A goldcrest flitted into my writing turret while I was scribbling. It panicked, battered itself on the windows trying to find a way out, then hid behind the chest of drawers. After a while it fluttered around again, once more struggling to find an exit. Eventually it gave up and let me pick it up.
I held it in my hand. It weighed nothing at all. Apparantly a fat one might get to about 5 grammes.
I was humbled. It didn't struggle or scratch as I took it outside. Did it know I wished it no harm, only freedom? Or was it just semi-concussed?

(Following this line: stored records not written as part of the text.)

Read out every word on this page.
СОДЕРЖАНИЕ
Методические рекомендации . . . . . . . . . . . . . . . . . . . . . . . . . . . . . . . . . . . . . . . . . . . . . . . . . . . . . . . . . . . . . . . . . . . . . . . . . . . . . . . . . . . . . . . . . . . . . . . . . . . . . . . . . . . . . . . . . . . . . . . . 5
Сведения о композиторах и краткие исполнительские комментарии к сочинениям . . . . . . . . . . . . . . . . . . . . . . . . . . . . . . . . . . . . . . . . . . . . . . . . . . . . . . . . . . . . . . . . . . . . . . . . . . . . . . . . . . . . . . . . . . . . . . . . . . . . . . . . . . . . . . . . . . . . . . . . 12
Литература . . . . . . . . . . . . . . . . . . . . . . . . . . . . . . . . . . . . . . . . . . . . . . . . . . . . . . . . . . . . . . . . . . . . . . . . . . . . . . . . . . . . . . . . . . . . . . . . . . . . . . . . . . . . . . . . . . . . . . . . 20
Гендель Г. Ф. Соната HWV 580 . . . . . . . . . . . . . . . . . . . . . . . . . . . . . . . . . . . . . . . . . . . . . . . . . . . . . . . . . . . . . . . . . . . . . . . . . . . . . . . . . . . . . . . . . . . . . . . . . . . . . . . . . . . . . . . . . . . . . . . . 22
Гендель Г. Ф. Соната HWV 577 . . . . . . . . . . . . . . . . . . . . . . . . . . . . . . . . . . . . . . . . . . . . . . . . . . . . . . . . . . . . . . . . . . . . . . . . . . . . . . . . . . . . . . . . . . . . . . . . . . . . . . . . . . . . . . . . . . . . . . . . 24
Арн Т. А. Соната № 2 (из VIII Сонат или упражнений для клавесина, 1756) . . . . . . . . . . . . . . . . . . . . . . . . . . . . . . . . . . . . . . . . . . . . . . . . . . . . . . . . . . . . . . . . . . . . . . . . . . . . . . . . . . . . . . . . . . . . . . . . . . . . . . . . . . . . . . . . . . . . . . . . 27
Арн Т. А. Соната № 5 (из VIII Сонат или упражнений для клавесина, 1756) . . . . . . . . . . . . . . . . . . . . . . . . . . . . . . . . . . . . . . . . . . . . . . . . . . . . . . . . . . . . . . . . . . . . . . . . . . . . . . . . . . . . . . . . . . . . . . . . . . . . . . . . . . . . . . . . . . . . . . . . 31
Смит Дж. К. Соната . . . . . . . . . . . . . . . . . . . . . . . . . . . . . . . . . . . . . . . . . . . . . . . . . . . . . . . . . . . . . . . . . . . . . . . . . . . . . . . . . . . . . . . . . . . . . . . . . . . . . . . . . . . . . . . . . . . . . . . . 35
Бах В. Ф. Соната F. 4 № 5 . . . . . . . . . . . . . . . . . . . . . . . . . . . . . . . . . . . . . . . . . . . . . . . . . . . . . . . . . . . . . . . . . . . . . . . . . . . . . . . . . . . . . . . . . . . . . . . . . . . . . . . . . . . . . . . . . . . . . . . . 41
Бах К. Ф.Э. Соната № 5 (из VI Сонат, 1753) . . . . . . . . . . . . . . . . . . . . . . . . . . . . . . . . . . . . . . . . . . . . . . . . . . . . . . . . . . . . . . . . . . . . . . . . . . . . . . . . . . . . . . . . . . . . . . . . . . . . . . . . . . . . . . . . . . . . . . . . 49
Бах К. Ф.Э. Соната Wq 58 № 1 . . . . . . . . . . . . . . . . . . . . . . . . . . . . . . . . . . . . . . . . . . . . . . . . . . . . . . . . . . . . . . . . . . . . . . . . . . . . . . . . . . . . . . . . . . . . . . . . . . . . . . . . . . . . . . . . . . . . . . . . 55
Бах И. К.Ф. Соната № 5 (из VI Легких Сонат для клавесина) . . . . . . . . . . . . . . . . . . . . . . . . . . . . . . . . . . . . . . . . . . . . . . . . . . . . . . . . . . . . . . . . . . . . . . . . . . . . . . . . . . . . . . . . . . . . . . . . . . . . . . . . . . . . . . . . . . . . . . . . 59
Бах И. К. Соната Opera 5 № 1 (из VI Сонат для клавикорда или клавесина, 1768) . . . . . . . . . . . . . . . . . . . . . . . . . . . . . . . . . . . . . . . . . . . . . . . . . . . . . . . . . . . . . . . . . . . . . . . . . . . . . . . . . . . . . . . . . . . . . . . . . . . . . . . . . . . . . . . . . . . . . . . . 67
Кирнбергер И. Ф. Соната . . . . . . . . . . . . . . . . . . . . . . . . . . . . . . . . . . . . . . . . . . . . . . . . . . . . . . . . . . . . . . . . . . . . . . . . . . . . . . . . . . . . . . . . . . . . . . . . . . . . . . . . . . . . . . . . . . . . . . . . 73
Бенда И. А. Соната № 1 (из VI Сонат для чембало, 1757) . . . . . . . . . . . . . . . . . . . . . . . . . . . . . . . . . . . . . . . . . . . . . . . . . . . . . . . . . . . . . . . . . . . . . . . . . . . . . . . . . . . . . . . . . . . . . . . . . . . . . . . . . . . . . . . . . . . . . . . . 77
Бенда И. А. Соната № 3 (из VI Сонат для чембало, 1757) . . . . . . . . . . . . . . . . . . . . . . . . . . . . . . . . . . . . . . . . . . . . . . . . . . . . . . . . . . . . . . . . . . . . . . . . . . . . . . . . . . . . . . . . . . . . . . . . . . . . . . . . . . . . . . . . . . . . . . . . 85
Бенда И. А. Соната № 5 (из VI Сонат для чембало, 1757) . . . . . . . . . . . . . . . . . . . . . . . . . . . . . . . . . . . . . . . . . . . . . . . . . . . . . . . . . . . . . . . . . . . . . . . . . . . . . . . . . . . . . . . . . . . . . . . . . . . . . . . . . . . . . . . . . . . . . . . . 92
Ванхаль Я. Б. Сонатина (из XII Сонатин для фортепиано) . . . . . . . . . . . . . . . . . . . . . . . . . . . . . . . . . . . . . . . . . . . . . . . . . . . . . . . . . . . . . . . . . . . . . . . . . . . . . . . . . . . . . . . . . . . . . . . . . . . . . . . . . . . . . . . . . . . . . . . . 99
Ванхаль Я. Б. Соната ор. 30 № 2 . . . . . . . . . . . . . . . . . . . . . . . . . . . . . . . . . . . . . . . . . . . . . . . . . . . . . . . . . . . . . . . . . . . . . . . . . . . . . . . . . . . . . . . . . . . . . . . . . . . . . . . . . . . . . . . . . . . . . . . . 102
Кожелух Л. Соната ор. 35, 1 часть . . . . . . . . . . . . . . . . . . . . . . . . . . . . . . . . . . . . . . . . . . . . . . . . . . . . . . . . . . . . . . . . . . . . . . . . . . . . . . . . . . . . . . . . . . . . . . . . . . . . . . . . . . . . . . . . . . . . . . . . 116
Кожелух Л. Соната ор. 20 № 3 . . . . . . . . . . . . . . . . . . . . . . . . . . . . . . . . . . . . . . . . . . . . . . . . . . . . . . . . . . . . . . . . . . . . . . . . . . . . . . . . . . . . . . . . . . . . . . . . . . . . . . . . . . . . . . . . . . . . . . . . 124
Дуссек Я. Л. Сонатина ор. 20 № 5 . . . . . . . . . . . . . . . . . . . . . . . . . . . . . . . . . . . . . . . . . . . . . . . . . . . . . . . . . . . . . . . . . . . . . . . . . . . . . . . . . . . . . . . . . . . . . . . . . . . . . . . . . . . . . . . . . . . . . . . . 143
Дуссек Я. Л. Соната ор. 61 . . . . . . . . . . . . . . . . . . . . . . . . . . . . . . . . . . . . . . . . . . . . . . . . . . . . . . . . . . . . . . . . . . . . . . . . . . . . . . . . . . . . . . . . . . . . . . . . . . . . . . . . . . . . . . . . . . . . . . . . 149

It was still, utterly acquiescent as I carried it out into the cool air outside. It stumbled off my hand onto the decking and sat there, opening and closing its beak in silent speech. One leg was twisted under it and it was cobwebby from the corner of my shed. I was worried that I had hurt it, and crouched nearby, watching.
A breeze caught it and it was so light, little thing, that it lifted like a leaf. Then its wings trilled a beat and it landed itself back on the deck. Its leg was sorted out and it hopped a bit, closing its beak, looking as if it was coming to. Eventually it flew experimentally, successfully, into the nearest birch and sat clutching a twig, nodding as if satisfied that its adventure had reached a satisfactory conclusion. Then it fell to tapping and nibbling, hunting its usual prey.
Did it come into my writing room to show me how wonderful the world is? To remind me to stop, look and marvel? To tell me I am just one other animal in a forest of kindred animals?